Gabriel Black
The Organization of the Petroleum Exporting Countries (OPEC) agreed last Wednesday to cut its members’ oil production by 2 million barrels per day. The decision is seen as one of the most significant by the oil cartel in recent history.
The oil cut is widely viewed as a slap in the face to the United States and the Biden administration. It comes just two months after President Joe Biden’s trip to visit Mohammed bin Salman, the crown prince of the theocratic dictatorship of Saudi Arabia. The Financial Times described the move as a “breach in the alliance” between Saudi Arabia and the US.
The Biden administration has been somewhat restrained in its public response to the announcement. President Biden stated that he was “disappointed.”
But his administration also released a statement accusing OPEC of “aligning with Russia.” Russia is a member of the expanded group of OPEC known as OPEC Plus. Russia’s deputy prime minister, Alexander Novak, attended the meeting in Vienna.
Though the production cut was announced as 2 million barrels per day, the actual reduction is expected to be closer to 1 million. The world produces about 100 million barrels of oil (mb/d) every day. Already, most OPEC members are struggling to meet their expected quotas, which is why the projected impact of last week’s announcement is smaller than the nominal reduction. Nevertheless, removing 1 percent of the world’s oil from the market over the coming months will have a significant impact.
First, the cuts mean that energy prices will remain higher for longer. OPEC members cited the risk of global recession as justification for their cut. Anticipating that the US-led rise in global interest rates will trigger a full-on recession by the end of next year, OPEC wishes to signal to the markets that it will take measures to keep oil at about its current general price range.

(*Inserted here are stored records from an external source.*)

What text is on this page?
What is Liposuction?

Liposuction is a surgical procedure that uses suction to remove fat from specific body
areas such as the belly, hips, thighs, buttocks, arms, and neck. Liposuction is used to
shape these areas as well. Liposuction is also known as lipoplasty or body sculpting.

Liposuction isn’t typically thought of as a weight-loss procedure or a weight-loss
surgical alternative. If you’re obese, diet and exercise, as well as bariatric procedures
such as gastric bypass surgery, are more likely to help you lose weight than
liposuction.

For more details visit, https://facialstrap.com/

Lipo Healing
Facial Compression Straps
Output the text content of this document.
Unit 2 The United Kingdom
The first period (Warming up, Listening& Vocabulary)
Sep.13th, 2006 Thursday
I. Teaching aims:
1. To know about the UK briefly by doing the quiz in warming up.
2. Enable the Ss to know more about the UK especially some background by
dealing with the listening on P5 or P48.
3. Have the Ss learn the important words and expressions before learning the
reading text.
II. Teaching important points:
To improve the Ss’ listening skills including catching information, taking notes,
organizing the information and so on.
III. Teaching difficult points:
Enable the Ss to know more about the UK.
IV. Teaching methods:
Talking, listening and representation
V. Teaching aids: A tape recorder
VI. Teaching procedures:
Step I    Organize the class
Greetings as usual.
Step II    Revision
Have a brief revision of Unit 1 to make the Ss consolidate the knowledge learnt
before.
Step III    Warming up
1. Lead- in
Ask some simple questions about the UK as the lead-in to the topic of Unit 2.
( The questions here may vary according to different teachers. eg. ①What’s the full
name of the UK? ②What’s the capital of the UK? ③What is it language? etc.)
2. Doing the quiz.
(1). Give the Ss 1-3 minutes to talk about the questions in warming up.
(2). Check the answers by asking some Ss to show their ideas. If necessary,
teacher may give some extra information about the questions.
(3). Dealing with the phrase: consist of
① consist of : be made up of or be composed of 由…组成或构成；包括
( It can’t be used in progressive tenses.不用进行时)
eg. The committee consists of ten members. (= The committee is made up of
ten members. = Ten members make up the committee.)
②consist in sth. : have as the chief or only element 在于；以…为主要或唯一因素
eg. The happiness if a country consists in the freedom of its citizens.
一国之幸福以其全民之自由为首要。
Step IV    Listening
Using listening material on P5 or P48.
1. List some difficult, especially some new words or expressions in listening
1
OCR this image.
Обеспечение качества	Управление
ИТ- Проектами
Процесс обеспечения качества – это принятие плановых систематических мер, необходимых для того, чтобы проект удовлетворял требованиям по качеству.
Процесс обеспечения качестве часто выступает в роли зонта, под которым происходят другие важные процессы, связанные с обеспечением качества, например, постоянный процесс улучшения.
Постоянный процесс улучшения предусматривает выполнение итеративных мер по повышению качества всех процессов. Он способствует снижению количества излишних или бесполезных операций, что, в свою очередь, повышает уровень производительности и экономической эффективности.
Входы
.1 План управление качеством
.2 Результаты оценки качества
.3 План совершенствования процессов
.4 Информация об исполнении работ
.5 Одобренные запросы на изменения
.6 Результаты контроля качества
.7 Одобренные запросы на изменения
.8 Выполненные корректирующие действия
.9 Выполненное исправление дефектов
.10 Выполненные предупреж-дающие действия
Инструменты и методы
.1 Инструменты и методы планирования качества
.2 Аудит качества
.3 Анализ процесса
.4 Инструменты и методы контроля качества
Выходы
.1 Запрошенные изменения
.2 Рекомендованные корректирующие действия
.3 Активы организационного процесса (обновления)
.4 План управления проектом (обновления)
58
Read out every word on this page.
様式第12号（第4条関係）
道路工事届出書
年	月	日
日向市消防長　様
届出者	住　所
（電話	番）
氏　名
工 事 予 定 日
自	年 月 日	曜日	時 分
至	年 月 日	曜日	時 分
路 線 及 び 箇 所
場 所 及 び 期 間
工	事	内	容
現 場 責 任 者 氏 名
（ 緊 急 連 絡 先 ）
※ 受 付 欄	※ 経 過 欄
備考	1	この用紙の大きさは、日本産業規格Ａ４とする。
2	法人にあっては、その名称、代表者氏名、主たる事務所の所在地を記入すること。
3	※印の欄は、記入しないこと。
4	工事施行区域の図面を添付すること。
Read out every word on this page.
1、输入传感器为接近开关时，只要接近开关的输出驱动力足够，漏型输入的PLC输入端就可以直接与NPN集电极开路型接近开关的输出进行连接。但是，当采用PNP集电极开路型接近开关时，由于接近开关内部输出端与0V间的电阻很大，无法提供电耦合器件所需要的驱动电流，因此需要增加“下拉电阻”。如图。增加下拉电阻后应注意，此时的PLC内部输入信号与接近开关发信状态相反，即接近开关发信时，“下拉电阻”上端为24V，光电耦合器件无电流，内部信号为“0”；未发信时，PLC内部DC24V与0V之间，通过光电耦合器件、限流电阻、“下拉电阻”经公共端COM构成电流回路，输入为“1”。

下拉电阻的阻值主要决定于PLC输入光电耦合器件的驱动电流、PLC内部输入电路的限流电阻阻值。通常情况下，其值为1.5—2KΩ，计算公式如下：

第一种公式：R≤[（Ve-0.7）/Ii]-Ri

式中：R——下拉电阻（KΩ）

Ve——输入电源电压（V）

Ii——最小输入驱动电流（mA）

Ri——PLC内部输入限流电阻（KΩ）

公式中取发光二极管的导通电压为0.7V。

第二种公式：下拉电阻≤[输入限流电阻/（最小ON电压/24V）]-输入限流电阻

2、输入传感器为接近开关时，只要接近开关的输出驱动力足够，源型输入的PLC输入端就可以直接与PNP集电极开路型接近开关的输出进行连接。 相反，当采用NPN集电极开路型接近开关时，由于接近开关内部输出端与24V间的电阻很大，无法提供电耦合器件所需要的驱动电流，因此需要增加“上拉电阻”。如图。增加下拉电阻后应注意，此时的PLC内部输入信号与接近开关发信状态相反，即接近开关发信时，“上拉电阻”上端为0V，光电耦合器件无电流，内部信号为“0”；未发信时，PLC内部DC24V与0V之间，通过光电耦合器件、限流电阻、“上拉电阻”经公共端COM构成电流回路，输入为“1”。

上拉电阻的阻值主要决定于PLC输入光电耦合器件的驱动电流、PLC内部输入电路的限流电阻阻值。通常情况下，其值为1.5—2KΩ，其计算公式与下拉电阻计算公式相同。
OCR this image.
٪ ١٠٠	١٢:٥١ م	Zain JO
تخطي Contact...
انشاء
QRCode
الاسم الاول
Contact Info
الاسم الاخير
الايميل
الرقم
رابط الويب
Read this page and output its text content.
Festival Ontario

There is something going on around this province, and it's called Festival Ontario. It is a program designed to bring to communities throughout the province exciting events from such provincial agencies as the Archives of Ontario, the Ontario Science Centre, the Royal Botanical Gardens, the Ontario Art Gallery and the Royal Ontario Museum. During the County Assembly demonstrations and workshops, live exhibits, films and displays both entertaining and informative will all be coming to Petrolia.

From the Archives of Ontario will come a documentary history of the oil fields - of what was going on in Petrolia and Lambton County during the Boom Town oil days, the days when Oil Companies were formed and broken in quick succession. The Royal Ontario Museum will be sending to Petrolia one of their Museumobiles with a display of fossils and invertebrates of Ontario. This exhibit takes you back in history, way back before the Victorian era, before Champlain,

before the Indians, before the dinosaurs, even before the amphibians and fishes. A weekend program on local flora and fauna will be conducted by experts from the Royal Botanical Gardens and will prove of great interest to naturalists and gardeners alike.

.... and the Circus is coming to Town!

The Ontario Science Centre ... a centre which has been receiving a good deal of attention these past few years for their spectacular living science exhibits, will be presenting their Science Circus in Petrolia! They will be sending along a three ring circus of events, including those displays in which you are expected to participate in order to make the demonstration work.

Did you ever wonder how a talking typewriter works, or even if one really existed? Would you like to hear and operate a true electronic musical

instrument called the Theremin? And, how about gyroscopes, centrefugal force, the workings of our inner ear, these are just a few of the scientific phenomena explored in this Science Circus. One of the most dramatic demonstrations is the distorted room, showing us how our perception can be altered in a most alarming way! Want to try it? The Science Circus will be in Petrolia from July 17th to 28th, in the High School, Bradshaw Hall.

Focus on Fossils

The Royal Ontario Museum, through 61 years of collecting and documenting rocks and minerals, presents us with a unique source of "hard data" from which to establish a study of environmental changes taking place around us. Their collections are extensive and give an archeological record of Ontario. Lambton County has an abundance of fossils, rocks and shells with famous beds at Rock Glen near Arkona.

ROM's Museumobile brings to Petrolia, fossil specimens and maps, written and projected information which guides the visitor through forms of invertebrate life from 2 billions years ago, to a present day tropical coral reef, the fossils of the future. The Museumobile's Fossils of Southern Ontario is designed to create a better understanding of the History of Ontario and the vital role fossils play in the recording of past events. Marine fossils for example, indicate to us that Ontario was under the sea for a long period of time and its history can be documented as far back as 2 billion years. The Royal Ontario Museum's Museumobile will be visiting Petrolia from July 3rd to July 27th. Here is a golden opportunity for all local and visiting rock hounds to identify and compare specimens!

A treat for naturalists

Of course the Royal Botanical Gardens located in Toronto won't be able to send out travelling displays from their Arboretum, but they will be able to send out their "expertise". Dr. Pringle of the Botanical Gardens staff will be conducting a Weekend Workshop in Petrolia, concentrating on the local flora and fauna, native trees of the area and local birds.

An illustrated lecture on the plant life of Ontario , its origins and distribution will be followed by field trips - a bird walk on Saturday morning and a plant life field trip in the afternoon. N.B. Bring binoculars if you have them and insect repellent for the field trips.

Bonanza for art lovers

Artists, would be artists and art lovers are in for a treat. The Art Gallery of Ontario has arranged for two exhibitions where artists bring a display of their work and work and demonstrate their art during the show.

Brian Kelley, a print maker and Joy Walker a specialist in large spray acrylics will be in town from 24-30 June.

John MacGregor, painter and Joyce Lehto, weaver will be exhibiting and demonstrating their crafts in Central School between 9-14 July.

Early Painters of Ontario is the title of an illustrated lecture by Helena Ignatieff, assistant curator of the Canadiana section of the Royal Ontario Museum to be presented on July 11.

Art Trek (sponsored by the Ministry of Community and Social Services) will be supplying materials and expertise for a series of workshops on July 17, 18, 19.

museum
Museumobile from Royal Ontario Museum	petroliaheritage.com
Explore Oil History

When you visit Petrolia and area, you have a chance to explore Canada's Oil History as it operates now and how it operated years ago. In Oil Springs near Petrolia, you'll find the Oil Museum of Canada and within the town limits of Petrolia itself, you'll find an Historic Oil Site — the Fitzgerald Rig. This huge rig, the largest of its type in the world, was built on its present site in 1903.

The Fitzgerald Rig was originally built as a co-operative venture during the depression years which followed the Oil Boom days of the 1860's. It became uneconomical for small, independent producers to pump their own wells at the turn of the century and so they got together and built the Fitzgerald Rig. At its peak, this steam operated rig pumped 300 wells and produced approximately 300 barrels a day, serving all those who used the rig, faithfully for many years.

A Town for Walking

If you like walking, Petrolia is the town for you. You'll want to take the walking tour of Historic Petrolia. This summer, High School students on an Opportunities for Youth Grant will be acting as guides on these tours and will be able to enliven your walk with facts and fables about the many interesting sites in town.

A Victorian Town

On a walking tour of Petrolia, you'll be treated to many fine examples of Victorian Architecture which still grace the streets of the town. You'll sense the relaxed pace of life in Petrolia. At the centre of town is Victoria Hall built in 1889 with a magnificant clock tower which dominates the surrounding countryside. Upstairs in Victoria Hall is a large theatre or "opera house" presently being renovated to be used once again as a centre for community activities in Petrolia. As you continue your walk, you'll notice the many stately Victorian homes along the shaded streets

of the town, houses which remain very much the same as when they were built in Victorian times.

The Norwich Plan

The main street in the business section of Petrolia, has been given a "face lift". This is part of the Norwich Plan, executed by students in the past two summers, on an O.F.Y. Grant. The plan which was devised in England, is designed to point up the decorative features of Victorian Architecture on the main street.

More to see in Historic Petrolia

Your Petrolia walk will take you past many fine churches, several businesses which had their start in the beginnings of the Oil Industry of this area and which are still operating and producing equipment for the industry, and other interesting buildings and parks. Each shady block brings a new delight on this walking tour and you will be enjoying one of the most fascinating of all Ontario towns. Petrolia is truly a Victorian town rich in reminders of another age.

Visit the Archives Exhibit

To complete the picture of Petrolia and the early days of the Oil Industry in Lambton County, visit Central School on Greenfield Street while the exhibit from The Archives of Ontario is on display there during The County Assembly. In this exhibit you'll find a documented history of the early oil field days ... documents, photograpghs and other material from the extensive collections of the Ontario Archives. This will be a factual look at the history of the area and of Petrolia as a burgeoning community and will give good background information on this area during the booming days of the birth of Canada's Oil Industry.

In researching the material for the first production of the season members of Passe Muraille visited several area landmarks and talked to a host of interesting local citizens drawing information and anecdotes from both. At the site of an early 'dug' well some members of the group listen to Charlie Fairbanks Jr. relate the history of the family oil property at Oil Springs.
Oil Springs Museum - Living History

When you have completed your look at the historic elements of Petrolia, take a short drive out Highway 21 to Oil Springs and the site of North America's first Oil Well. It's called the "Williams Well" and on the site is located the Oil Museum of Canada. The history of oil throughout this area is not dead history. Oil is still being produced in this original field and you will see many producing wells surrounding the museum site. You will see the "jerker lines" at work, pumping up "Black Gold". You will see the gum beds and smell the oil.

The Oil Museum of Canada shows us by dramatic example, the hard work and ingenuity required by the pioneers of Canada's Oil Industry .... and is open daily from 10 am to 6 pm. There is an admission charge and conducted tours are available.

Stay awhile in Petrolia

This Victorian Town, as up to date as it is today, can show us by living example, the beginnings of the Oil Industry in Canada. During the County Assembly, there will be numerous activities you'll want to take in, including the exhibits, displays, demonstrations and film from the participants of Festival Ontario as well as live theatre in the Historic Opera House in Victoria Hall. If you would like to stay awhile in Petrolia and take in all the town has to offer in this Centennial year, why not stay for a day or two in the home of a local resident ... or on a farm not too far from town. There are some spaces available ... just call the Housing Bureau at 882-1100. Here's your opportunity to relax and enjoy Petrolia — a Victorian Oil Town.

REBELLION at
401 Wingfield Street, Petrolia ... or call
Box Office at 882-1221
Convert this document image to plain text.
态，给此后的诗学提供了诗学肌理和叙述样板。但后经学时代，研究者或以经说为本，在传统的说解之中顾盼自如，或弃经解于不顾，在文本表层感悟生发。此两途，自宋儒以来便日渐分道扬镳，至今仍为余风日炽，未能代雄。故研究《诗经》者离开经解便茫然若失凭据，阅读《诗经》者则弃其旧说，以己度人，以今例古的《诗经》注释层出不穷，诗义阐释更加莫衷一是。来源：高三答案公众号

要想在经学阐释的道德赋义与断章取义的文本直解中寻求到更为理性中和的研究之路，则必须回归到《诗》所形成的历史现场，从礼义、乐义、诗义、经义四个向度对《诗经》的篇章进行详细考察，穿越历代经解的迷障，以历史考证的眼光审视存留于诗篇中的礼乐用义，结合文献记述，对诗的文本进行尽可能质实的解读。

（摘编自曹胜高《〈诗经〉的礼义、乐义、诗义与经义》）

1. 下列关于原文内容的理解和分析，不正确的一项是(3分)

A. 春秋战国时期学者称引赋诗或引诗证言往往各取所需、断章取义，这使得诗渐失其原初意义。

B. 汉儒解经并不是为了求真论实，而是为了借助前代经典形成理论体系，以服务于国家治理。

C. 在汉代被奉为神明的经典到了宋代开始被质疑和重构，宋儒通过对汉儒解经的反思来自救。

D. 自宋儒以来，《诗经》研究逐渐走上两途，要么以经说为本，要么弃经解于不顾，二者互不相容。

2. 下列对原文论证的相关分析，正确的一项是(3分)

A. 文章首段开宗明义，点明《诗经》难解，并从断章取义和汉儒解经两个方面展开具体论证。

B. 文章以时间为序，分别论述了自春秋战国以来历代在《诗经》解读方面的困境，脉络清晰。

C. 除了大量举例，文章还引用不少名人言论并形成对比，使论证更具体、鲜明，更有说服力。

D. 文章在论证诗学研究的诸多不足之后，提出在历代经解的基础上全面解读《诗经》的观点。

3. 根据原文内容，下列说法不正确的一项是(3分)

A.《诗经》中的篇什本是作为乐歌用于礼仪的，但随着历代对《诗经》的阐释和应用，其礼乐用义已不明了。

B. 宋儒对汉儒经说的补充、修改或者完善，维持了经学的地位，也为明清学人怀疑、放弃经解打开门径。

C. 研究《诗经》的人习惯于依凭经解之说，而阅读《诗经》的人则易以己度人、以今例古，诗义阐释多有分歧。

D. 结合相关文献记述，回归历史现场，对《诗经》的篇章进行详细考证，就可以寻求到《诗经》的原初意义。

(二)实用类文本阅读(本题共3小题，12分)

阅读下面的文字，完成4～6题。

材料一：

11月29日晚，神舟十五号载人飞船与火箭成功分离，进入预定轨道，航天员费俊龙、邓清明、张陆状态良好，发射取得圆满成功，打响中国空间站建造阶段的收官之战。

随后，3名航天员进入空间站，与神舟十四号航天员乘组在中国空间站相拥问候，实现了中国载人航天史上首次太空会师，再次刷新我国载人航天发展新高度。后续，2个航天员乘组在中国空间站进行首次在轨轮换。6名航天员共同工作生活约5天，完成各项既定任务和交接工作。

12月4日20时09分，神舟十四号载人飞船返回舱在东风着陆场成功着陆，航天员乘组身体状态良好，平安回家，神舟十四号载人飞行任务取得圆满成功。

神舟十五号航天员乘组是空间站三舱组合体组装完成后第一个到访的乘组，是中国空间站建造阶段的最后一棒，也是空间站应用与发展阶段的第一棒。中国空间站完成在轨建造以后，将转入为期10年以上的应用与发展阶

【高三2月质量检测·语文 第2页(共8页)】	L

Oil is the bedrock of the modern economy, used in the production and distribution of virtually every product on the planet. The cuts will encourage not just high oil prices, but high prices in general. There is a significant risk that as the world’s central banks take the global economy into a recession, the downturn will be combined with high energy prices. The combination of mass joblessness and high prices is a recipe not just for misery, but also for a social explosion.
Such concerns motivated US Treasury Secretary Janet Yellen’s comment that the cuts were “unhelpful and unwise.” Yellen had in mind the effect energy prices would have on the class struggle, particularly in developing countries. She told the Financial Times, “We’re very worried about developing countries and the problems they face.”
There is no shortage of hypocrisy in Yellen’s comments. She is leading a rise in interest rates that is not only engendering mass joblessness, but also a surge in the dollar. A high dollar lessens the ability of developing countries to pay debts, frequently denominated in US dollars.
The American ruling class is content to take destructive economic measures which it sees as benefiting its interests, but is incensed by OPEC countries asserting their interests.
“It’s hard to overstate how anxious the Biden administration is about a potential resurgence in oil prices,” said Bob McNally, a leading oil energy analyst.
Alarmed by the surge in workers’ struggles across the country and the looming midterm elections, the Biden administration is terrified that even with a recession prices will not decline.
At OPEC’s press conference in Vienna, the UAE energy minister stated that the cuts were aimed at staving off a crash in oil prices that would contribute to ongoing difficulties in raising money for new oil and gas projects. Since 2014, new oil and gas investment has been substantially reduced.
OPEC members are also reported to be annoyed about the recently implemented price cap on Russian oil. They worry that measures which so far have been used only against Russia could, in the future, be deployed against other countries—pitting Western control over the financial system against rent-seeking resource-based states.
Within the US ruling establishment, there are growing calls to punish Saudi Arabia. “There’s got to be consequences for that. Whether it’s lifting the cartel’s immunity or rethinking our troop presence there,” Democratic Senator Chris Murphy told CNN.
Murphy continued, “For years we have looked the other way as Saudi Arabia has chopped up journalists, has engaged in massive political repression, for one reason: we wanted to know that when the chips were down, when there was a global crisis, that the Saudis would choose us instead of Russia. Well, they didn’t. They chose Russia.”
Thus, Murphy acknowledged that the Democratic Party can overlook Saudi Arabia murdering journalists and executing its citizens ... as long as its rulers toe the line against those regimes targeted for destruction by American imperialism.
The hostility they now express is not a reaction to the greed of the Saudi despots and the other members of the oil cartel. It is rather an expression of their diverging objective interests as the crisis of capitalism intensifies.